The new MAW is now $3,740 (about P20,700) from the previous $3,580 (about P19,800), the prevailing wage since July 2008.
Aside from the $160 additional wage, the Hong Kong Executive Council or Cabinet also announced a $25-increase in the food allowance for migrant maids and nannies—officially known in Hong Kong as foreign domestic workers (FDWs).
However, the Asian Migrants Coordinating Body-HK, which includes overseas Filipino groups, expressed discontent with the raise, saying the new MAW was still lower compared with the $3,860 (about P21,400) in 1998.
“It is still not enough. We shall continue to campaign for a significant wage increase and against the seriously flawed process of determining the Minimum Allowable Wage,” Dolores Balladares, spokesperson of the group, said in a statement from Hong Kong.
“The truth is we still do not have a wage increase since the 1998 MAW level of HK$3,860. The current MAW at HK$3,740 is even way below that amount.
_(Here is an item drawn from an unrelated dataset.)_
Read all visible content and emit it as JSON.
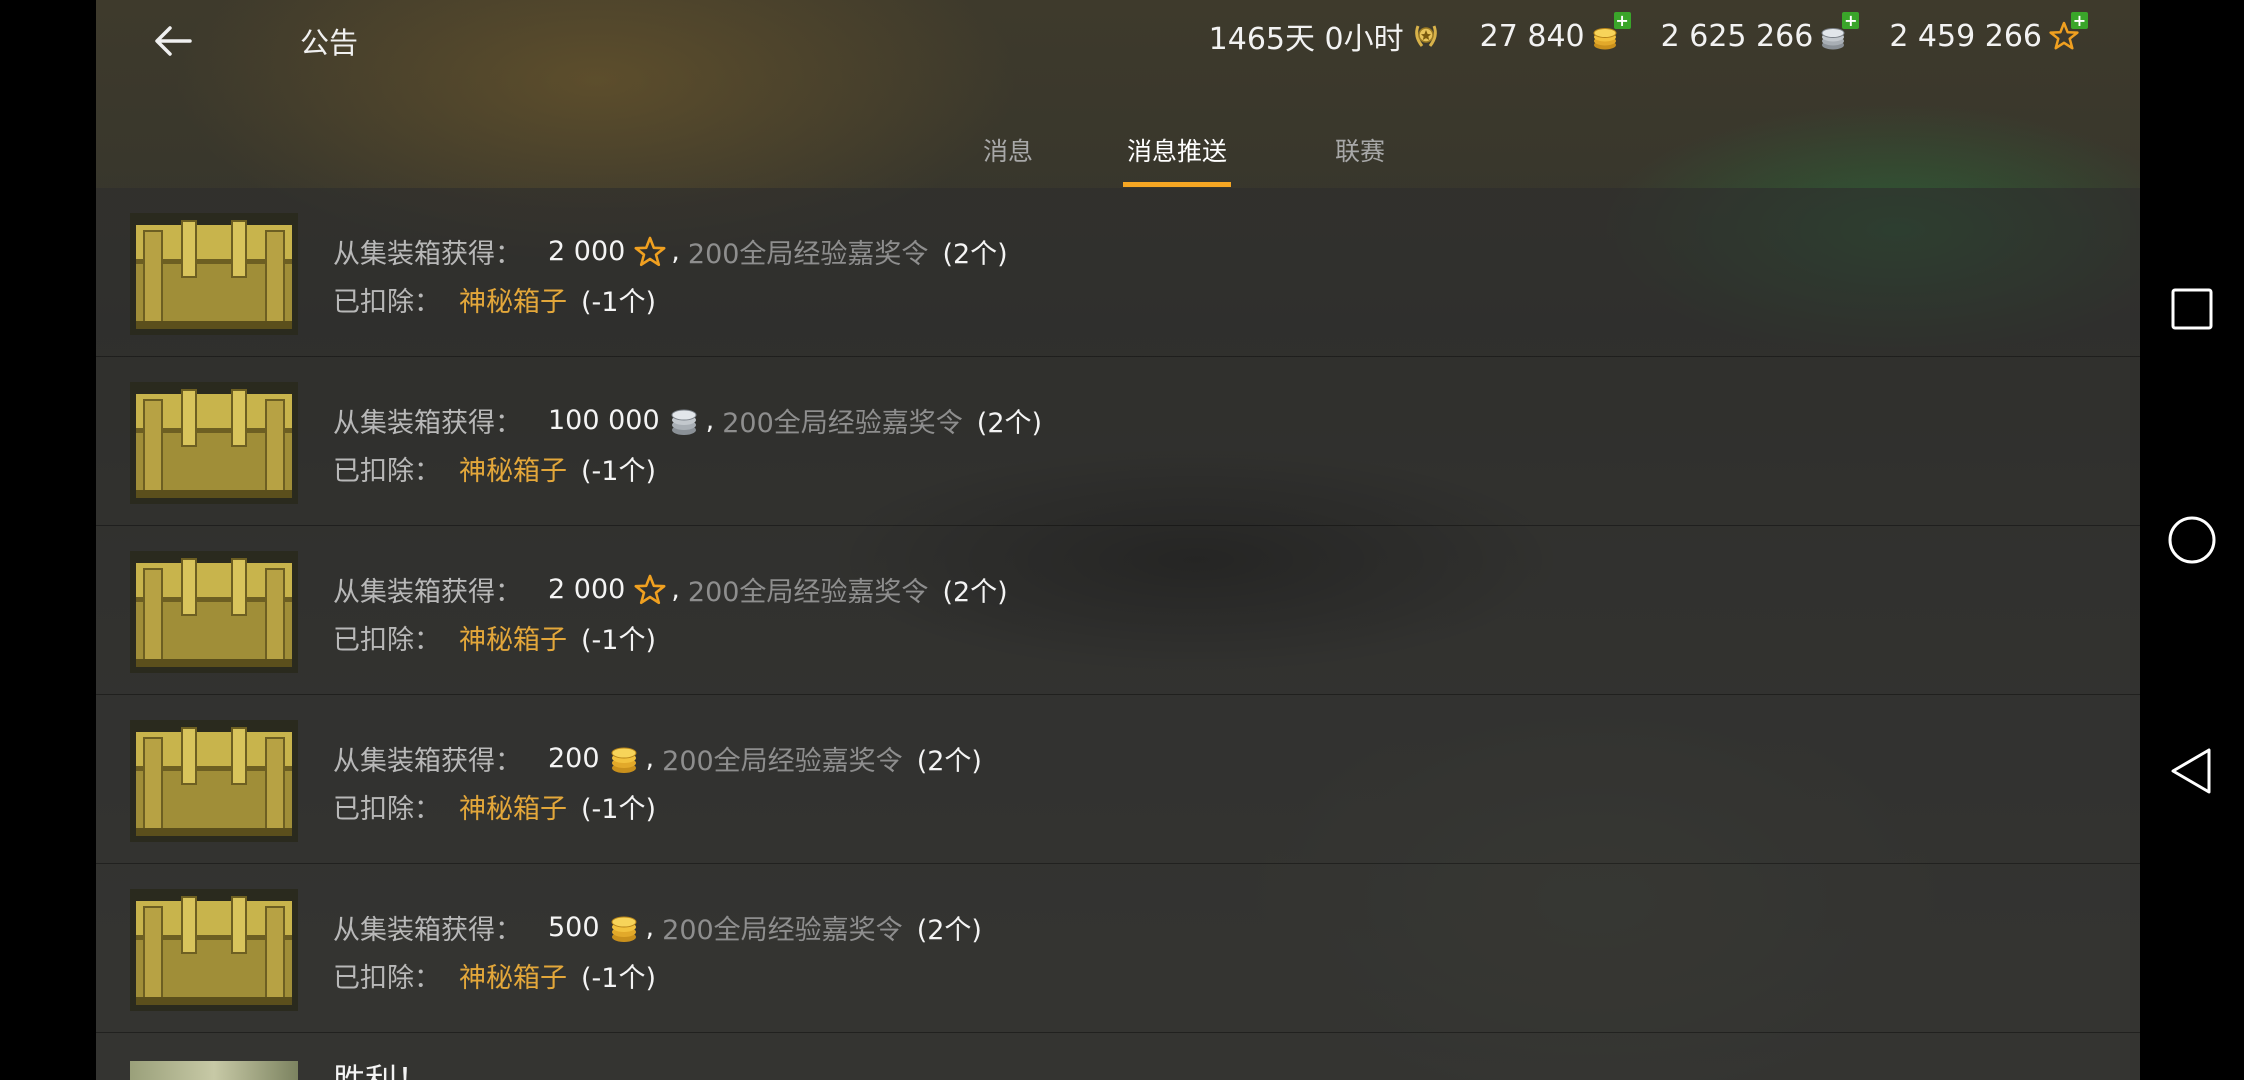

Counting in inflation and the increase in prices of commodities and services in Hong Kong, the new wage will still not be able to meet the needs of FDWs to live decently,” she said.
Eni Lestari, an Indonesian and another spokesperson of the group, said they were hoping that the annual MAW review being done by the labor department would consider the plight of some 285,000 Asian domestics, including more than 100,000 Filipinos, whose families have been suffering from dire economic times back home.
“The annual inflation has already eroded our wage and the increase in prices of commodities that we buy and services that we use has made it impossible for us to make ends meet. The economic recovery of Hong Kong has not yet benefited domestics and a $4,000 MAW only actually means a HK$140 hike from our $3,860 monthly wage 13 years ago,” Lestari explained.
Lestari also belied claims that employers would not be able to afford a $4,000 monthly wage saying that even during the time of crisis in 2003, employers were paying $3,670 already. With the wage increases of regular workers in the past years, Lestari said that $4,000 would be within the capacity of Hong Kong employers.
The AMCB also expressed disappointment with how the government came to the decision.
Balladares said that in the dialogue with the Hong Kong Labor Department in the first week of May, she said the AMCB was told that the MAW would be discussed only during that period and that the announcement would be made in August.
“They did not even give time for FDWs to make a case for our demand. This just showed that the MAW process is an unjust, arbitrary and untransparent process that is there not to protect the interests of migrant workers but to keep FDWs as one of the lowest-paid workers in Hong Kong,” she remarked.
On Wednesday morning, the AMCB officially submitted its petition for a HK$4,000 minimum monthly wage.
Balladares announced that they will pursue their advocacy actions for a significant wage increase.
“The recovery of the Hong Kong economy must include the recovery of the economic capacity of those in the bottom. This new decision on the MAW is not a relief for FDWs but a pittance that keeps us in a desperate need to survive,” she said.